A Tennessee Republican Wants to Remove a Statue of a Former KKK Grand Wizard and Replace It With One of Dolly Parton

“If we want to preserve history, then let’s tell it the right way,” says Jeremy Faison.

Dolly Parton at the Grand Ole Opry in 2011. Photo by Timothy Wildey, via Flickr.

In a debate over who ought to be memorialized at the Tennessee state capitol, Dolly Parton has an unexpected champion on her side.

Representative Jeremy Faison, a Republican from Tennessee’s 11th District, is asking why the country singer and songwriter—born in 1946 in Pittman Center, Tennessee—shouldn’t be memorialized instead of Nathan Bedford Forrest, a Confederate general and the first Grand Wizard of the Ku Klux Klan.

Faison’s call follows several years of heated and sometimes deadly debate over the fate of Confederate monuments on public grounds. Forrest led Confederate troops in the Fort Pillow Massacre, in which hundreds of surrendered Union soldiers, mostly black, were slaughtered. Faison has called for moving the Forrest sculpture to the state museum.

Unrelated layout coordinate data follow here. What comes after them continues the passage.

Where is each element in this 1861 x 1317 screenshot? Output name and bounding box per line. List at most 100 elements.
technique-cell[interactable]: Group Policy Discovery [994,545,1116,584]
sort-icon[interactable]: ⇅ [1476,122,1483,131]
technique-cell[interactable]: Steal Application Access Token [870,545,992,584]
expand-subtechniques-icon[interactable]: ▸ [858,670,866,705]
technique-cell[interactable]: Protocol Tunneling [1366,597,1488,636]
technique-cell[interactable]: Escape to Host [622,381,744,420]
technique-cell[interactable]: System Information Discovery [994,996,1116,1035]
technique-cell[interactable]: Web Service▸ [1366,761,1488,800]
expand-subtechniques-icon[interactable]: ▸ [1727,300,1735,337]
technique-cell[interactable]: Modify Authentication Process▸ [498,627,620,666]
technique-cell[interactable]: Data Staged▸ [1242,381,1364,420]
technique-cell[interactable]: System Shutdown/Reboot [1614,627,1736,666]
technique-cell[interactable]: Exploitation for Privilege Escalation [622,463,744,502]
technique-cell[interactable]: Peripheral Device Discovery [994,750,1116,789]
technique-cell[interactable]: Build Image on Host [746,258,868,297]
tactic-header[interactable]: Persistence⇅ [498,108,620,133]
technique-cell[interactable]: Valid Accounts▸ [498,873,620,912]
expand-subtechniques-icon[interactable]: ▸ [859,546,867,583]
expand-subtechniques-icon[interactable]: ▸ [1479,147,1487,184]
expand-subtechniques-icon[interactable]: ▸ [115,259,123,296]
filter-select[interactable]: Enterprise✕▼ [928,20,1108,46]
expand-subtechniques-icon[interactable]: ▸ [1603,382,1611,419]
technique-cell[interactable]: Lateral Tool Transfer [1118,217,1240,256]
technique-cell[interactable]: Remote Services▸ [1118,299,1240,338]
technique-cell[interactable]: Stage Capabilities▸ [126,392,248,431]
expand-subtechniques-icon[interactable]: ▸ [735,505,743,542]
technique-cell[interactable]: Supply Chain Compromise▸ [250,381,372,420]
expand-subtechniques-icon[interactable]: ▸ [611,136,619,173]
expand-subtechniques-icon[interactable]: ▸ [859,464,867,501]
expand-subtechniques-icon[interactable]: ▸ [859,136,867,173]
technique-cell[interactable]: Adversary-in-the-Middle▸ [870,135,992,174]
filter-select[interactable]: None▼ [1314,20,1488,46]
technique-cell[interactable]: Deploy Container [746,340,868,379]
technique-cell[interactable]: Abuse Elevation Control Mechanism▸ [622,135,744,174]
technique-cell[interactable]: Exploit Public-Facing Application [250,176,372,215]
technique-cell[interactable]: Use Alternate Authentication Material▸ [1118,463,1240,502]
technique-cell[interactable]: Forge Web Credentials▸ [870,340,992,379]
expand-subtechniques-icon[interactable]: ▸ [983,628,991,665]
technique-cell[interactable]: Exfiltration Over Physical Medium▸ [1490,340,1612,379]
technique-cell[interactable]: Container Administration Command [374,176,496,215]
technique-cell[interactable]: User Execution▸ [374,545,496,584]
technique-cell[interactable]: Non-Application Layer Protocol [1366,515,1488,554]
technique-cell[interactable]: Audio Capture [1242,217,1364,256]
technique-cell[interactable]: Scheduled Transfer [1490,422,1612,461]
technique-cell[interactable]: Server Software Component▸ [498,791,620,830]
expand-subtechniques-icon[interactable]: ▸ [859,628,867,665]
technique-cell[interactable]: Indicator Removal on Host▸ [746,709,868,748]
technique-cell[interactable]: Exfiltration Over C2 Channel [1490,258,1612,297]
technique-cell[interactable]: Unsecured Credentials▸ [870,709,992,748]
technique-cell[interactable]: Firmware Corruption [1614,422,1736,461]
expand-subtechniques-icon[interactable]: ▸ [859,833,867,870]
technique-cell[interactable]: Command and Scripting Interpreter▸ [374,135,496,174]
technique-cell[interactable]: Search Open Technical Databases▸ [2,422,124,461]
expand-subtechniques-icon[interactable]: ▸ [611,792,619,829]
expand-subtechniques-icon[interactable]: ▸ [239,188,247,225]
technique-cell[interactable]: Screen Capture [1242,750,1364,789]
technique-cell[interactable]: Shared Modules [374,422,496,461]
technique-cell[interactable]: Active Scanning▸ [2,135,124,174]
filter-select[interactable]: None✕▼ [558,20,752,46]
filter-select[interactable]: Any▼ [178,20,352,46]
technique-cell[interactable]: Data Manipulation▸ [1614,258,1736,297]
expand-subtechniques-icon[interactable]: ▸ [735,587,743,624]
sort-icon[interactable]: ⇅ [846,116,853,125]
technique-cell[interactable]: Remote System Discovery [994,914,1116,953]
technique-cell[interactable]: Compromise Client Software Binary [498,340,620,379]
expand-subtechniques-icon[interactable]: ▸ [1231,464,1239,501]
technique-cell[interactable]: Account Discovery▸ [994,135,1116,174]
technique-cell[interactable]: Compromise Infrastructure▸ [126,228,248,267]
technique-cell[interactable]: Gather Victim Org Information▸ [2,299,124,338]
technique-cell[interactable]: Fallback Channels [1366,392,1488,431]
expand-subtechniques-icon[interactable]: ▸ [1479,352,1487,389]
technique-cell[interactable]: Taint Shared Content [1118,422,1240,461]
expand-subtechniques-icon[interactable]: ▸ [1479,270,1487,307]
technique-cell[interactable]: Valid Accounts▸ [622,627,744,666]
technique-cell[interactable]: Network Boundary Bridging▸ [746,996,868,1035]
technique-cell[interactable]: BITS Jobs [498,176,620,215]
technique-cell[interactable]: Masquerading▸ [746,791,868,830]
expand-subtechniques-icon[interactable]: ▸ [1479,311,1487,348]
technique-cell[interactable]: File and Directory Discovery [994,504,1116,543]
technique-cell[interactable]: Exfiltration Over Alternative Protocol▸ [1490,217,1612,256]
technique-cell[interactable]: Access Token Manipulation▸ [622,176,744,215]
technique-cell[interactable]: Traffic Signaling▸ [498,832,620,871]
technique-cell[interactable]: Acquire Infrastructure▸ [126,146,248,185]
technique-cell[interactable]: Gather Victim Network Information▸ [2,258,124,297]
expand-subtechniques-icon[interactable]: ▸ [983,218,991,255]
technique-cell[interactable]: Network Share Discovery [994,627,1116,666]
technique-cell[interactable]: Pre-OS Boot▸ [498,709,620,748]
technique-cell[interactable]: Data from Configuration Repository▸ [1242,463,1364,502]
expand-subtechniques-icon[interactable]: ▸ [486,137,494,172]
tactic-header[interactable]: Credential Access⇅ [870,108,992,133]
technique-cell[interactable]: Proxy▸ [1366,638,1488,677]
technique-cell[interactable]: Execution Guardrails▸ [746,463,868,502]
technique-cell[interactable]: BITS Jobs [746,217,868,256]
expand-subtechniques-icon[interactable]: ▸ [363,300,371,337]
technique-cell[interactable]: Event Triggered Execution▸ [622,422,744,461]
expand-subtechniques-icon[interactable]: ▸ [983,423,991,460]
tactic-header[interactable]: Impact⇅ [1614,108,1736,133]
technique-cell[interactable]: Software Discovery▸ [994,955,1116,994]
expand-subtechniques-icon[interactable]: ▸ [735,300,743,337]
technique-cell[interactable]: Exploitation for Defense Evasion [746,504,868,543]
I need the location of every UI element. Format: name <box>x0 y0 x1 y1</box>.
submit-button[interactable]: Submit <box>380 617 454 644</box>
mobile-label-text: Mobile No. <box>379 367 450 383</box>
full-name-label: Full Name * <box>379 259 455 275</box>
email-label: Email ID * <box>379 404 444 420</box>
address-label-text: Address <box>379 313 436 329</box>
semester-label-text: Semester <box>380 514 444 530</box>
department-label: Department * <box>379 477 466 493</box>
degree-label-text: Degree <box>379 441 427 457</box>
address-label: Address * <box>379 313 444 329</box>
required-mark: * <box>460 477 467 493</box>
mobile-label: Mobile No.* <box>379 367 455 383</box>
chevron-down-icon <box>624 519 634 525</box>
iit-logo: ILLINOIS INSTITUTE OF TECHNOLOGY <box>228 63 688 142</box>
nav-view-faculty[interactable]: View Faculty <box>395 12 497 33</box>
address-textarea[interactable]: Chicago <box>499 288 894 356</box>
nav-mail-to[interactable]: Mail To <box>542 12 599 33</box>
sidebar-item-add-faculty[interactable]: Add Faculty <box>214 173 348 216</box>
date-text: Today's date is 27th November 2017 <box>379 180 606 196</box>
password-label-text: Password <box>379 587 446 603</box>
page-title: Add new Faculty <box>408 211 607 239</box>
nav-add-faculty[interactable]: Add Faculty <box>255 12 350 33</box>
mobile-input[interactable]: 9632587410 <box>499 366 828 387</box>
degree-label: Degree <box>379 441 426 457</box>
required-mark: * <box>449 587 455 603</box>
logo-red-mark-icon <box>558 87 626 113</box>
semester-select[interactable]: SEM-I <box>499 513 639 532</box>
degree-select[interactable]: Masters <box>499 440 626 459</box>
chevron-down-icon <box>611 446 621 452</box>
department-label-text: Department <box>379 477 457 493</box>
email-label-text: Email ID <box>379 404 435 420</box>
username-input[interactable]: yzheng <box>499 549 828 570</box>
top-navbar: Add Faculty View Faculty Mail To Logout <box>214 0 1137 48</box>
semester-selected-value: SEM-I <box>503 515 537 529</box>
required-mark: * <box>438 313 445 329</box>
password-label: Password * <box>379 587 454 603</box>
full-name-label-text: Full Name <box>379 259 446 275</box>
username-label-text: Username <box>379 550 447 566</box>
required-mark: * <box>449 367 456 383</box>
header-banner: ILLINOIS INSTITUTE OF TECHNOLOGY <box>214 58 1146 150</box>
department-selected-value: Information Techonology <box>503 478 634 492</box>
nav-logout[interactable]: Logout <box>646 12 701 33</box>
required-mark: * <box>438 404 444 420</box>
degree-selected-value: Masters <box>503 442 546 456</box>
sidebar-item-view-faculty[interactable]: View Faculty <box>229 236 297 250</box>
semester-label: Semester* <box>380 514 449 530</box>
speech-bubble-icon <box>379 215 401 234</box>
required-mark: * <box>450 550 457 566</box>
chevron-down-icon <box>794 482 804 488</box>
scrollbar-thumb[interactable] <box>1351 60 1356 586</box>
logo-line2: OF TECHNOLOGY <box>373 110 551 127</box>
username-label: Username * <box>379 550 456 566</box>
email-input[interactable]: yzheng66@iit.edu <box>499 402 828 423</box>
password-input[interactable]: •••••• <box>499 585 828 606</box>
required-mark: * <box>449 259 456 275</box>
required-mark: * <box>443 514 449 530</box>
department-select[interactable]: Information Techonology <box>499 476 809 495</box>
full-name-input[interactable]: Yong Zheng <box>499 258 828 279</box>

“If we want to preserve history, then let’s tell it the right way,” Faison said, according to the Tennessean. “Right now there are eight alcoves [in the Capitol]. Seven are filled with white men. How about getting a lady in there? My daughter is 16, and I would love for her to come into the Capitol and see a lady up there. What’s wrong with [suffragist] Anne Dallas Dudley getting in that alcove? What’s wrong with someone like Dolly Parton being put in that alcove?”

The statue of Forrest, who made his fortune as a slave trader, was installed in 1978. Supporters have defended the statue, saying that Forrest later advocated for civil rights.

Representative Faison has changed his tune about that statue over the last two years. At one point he supported the memorialization of Forrest, but was later challenged by African-American fellow representative G.A. Hardaway to read the man’s actual writings on race, according to the Tennessean.

The Capitol houses monuments to two Tennessean Presidents: Andrew Jackson (a slaveholder) and Andrew Johnson (the first president to be impeached in the House of Representatives). Also memorialized is Sam Davis, a Confederate soldier executed by Union forces during the Civil War. A statue of Dolly Parton, whose preferred nickname is “the Smoky Mountain Nightingale,” would change the dynamic, to say the least.